Дворня у Воротынцевых была гораздо многочисленнее, но те, что были заняты в барских покоях, должны были разговляться позже, когда они не нужны будут господам. Не было также тут и старших слуг с семьями, которые жили в отдельных помещениях и вели свое хозяйство.
– Полно, тетка, кручиниться! – обратился форейтор Конон к стряпухе, украдкой утиравшей широким белым рукавом сарафана слезы, струившиеся по ее скорбному, прежде времени состарившемуся лицу. – Бог даст, мимо пронесется гроза.
У Мавры слезы закапали чаще.
– Где уж! Быть моему Петеньке в солд…
Она не договорила, залилась слезами и вышла в кухню.
На почетном месте за столом сидело пять-шесть кучеров тех господ, что приехали разговляться к Воротынцевым. Поручив лошадей форейторам, они приняли приглашение хозяйского кучера Степана, считавшегося старшим в холостяцкой людской, и разговлялись вместе с воротынцевскими людьми.
– Да что у вас тут за беда случилась? О чем это баба убивается? – спросил один из гостей.
– Да вот залез какой-то в баринов кабинет, пока господа у заутрени были, и оставил на бюро письмо. А сына-то ейного, Петрушку, не так давно Михаил Иванович в младшие камердинеры поставил, ну, значит, он и в ответе таперича, Петрушка-то, за то, что недоглядел.
– Барин сказал, что в солдаты его отдаст, если не узнает, кто принес письмо.

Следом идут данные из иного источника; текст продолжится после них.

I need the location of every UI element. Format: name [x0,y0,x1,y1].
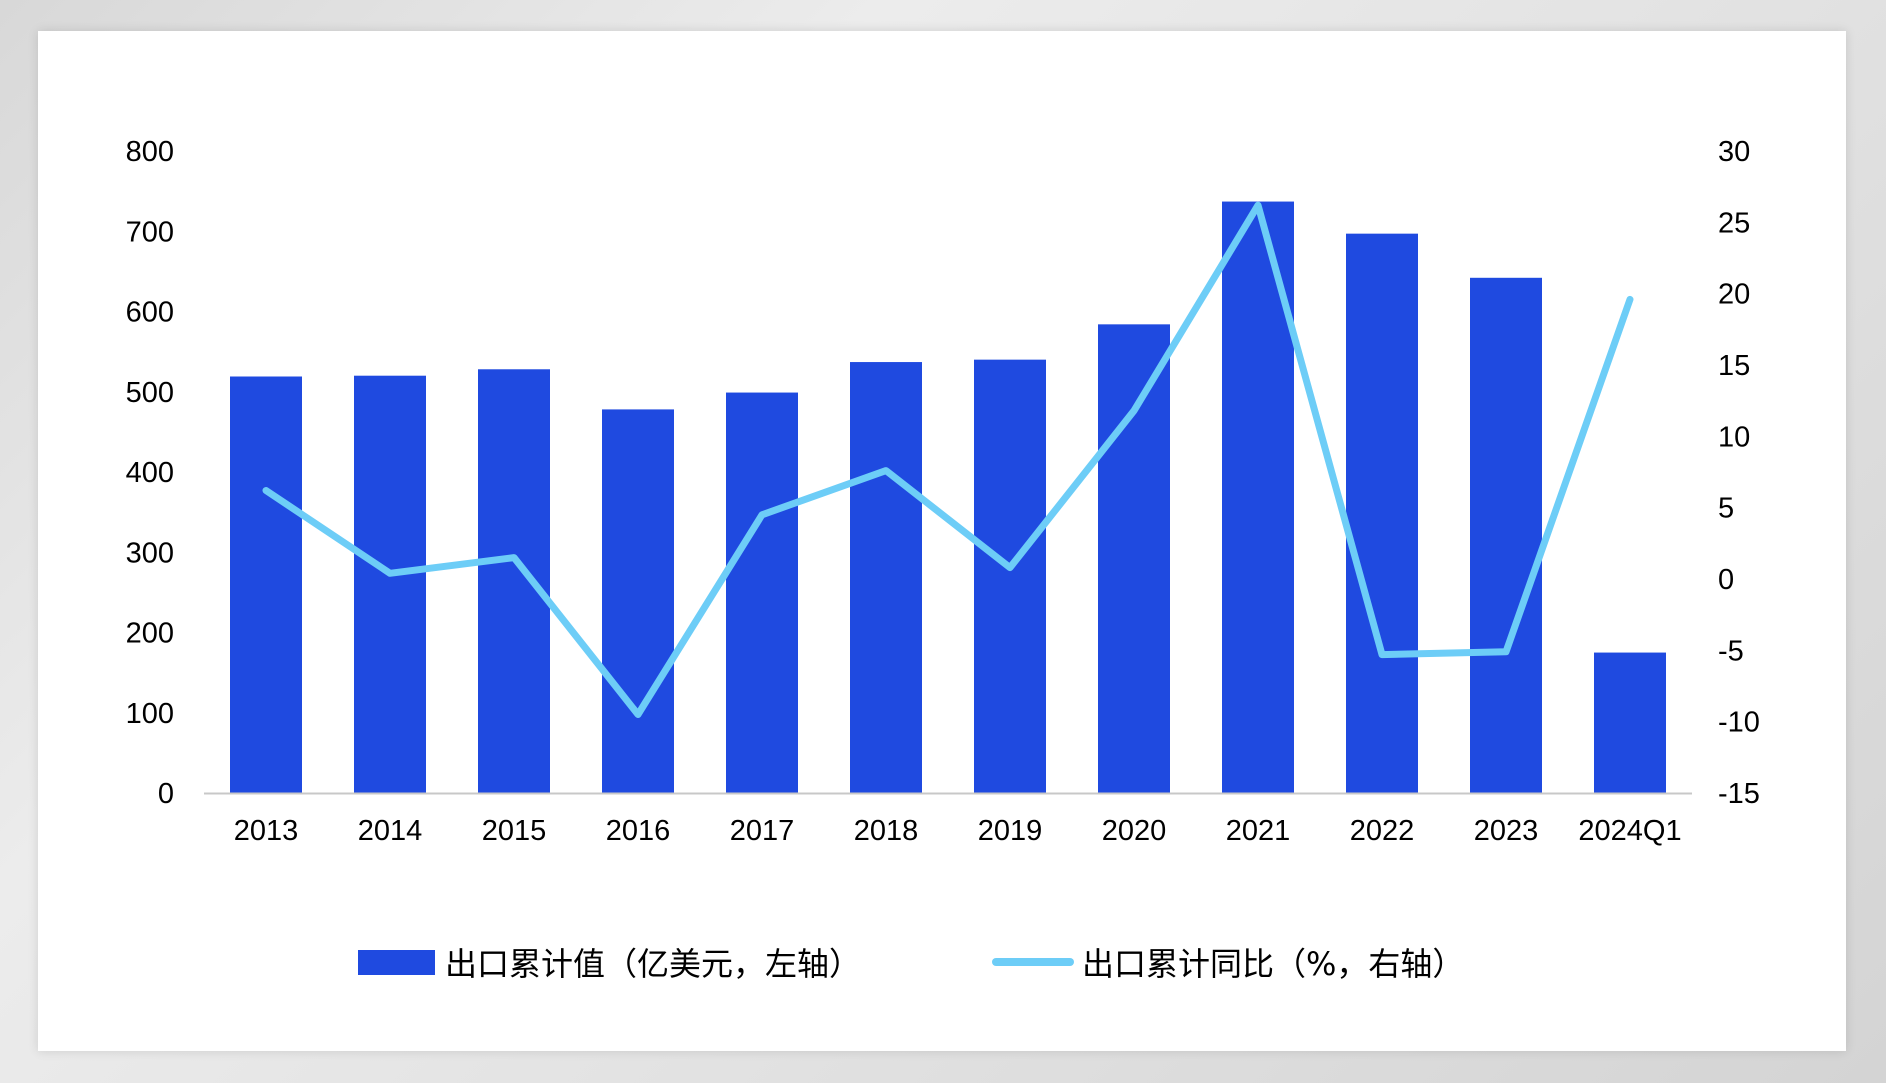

– Так. Шутка любопытная. Тут уж, понятно, камардин в ответе, никто больше, – поглаживая бороду, заявил графский кучер. – А только как это удалось чужому человеку в кабинет пробраться, уж истинно дивиться только надо, – прибавил он, веселыми глазами поглядывая на окружающих.
– Какой там чужой! Просто из своих кто-нибудь. Народа-то нешто мало у нас тут? Всем в душу не влезешь, – заметил форейтор.
– Вестимо, что свой, где уж чужому! – согласились с ним и другие.
– Я говорю, пусть покланяется, чтобы сознался тот, кто под беду-то его подвел. Есть также и заговор на таких; к гадалке бы на Пески сходить, отлично, говорит, в этих случаях отгадывает, – робко вмешалась в разговор одна из баб.
Мужчины только покосились на нее, но ничего не возразили.
– А не заметно, чтобы при этом случае стащено было что из кабинета-то? Примерно из золотых каких вещей, либо серебряных? – полюбопытствовал один из чужих кучеров.
– Михаил Иванович смотрел; все на месте, кажись. Разве потом что объявится, а таперича все цело, слава Богу.
– Если все цело, так барин, может, и смилуется для праздника.
– Нет, наш не из таковских, чтобы слово свое рушить. Зря никогда не скажет и грозить попусту у него не в обычае.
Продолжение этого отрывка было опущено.